Federal authorities announced this week a settlement with Ripple Labs Inc. and its subsidiary, XRP Fund II, resolving an investigation by FinCEN and the Department of Justice into violations of the Bank Secrecy Act. The settlement generally calls for the company to pay $700,000 in fines and forfeitures, to move Ripple Trade (a version of the open source wallet software operated by Ripple Labs) to a registered Money Services Business, and to make changes to the AML compliance programs at Ripple Labs and its subsidiaries.
In the statement of facts accompanying the settlement agreement, the Government relied on, and specifically referenced statements made by the company in an unrelated trademark litigation. This reliance is a stark reminder to companies in the virtual currency sector of the importance of being consistent and accurate, at all times, in all contexts, and across all platforms, when describing products and services offered in the fast-evolving virtual currency space. Furthermore, the Government’s action is a reminder about, and reinforcement of, the Government’s continued, intense, nationwide scrutiny not only of criminal activity incidentally involving virtual currency, but also of virtual currency businesses themselves.
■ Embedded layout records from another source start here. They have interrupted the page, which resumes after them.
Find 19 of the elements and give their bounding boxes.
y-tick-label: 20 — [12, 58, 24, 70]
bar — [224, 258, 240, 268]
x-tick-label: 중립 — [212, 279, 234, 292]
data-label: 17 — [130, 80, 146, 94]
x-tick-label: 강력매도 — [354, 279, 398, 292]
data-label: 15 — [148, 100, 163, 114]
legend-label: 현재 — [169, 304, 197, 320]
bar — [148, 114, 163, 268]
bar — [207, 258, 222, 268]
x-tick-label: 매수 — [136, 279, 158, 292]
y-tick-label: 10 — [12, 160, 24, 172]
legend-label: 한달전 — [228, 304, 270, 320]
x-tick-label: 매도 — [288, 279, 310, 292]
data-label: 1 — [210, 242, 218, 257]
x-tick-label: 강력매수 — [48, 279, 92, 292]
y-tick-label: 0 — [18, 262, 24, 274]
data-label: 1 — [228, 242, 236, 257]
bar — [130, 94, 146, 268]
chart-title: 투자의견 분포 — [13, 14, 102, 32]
The settlement documents provide the most detailed description to date of the Government’s view of the legal and regulatory landscape applicable to decentralized virtual currencies. Specifically, virtual currency businesses and investors should take note of the Government’s discussion of, and reliance upon, the virtual currency guidance. The settlement documents and Government statements on the settlement do not discuss other FinCEN pronouncements, such as exemptions for software companies and sales of virtual currency on one’s own account, both of which were described in prior letter rulings.